まあそれはともかく現在の公家は朝廷に出仕して仕事をすればそちらでも昼食が出て、仕事が夜間に及ぶ場合には夕食もでるようにしてるから割と真面目に働いている。
また京の街の治安維持には検非違使が動く様になっている。
江戸幕府のやり方だと治安維持は儒学的道徳と刑罰の連座制度によっておこなって、厳罰ではあるが治安維持要員の人数はかなり少なかった。
これが幕末に水戸藩氏や維新志士によるテロを防げなかった理由でもあるので、そういった要員は多めにしておくことにもした。
なお徳川幕府の禁中並公家諸法度では、宮家は摂家より下とされていたが、俺はとうぜん宮家は摂家や武家の高家より上とした。
しかしながら皇室や宮家はあくまでも上にはたつが直接的な統治は行わないことには変わらないようにもしておいた。
明治維新の原因になったのは江戸時代後半には歴史や国学を学ぶ物も増えて徳川が朝廷にないがしろにしているのはおかしいといいはじめたのもあるので、朝廷を蔑ろにするつもりはないことは態度として示しつつ権力を握らせるつもりもないことも態度としては示しておく。
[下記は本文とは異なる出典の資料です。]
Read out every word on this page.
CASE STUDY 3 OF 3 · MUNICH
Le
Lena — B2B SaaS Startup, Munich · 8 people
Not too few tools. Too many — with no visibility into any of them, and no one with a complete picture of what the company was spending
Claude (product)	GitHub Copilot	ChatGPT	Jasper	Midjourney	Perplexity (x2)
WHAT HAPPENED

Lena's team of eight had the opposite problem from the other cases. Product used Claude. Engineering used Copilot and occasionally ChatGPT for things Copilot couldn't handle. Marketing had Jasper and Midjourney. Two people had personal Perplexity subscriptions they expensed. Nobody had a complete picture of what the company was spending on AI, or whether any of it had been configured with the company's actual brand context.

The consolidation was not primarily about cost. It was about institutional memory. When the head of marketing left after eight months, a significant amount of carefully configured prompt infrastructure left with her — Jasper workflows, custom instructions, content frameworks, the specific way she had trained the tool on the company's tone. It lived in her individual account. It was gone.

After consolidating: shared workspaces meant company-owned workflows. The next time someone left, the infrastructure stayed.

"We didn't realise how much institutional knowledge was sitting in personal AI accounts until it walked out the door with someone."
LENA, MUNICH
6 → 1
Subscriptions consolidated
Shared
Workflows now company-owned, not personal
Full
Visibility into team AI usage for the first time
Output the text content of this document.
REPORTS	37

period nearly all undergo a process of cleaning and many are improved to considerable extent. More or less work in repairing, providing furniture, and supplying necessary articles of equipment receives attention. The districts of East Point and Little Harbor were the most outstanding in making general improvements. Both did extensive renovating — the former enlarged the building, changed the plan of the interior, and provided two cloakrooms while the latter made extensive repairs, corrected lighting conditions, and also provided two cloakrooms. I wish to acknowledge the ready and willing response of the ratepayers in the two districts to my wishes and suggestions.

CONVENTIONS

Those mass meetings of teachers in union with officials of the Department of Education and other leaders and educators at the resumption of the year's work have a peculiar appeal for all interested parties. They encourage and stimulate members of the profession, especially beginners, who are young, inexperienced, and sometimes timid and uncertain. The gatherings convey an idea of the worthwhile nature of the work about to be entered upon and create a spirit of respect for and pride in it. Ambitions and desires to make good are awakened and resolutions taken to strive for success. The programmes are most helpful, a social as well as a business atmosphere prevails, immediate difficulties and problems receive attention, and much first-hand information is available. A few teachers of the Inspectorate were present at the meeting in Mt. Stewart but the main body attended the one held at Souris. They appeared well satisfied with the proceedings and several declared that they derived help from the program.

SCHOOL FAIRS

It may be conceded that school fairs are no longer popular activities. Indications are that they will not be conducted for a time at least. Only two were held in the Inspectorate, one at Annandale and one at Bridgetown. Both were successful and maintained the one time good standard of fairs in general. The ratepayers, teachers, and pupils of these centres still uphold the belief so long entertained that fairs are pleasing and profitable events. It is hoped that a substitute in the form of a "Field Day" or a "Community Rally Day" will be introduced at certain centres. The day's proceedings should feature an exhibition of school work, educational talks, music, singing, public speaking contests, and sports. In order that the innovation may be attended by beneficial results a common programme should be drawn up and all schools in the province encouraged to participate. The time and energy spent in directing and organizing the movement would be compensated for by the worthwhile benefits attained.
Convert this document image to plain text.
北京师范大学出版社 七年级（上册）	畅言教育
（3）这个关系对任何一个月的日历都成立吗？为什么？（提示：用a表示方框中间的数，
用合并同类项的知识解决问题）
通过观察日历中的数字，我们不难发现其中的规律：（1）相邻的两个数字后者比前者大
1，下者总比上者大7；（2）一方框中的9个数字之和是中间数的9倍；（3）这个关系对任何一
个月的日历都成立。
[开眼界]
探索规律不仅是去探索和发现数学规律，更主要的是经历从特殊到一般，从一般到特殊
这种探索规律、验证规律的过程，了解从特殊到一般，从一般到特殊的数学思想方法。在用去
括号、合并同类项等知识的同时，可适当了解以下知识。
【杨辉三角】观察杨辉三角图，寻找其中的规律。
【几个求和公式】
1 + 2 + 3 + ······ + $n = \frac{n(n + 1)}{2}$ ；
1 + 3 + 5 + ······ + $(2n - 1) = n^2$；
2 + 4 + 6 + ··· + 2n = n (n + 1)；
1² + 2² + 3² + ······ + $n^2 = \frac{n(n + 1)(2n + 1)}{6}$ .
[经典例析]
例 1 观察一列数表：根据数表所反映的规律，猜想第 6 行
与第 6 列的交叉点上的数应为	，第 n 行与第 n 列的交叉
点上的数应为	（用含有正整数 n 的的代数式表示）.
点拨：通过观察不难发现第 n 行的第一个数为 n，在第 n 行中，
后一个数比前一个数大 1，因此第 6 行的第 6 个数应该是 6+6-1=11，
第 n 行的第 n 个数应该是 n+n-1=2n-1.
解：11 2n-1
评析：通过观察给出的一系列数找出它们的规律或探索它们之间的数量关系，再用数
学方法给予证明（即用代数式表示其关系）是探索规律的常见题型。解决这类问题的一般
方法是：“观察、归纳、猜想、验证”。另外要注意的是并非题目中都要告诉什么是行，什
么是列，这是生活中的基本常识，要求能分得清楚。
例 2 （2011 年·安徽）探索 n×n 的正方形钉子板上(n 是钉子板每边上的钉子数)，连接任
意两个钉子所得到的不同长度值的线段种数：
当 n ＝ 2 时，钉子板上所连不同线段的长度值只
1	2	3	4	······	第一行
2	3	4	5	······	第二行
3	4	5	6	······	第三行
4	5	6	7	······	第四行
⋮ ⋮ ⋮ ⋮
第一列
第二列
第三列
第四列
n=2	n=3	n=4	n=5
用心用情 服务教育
中央集権を徹底してしまうと腐敗のもとになるので大名による封建制も残しつつも、海防や外交・交易についてはやはりある程度権力を中央に集めるべきでもあるのでそのあたりは適当なバランスを保ちたいものだと思うがな。
こういったことを行いながらフィリピンの防衛とスペインとの交渉の上での戦闘も想定して海軍の運用がスムーズに進むように組織を作りつつ、外洋航海や砲撃訓練なども行わせている。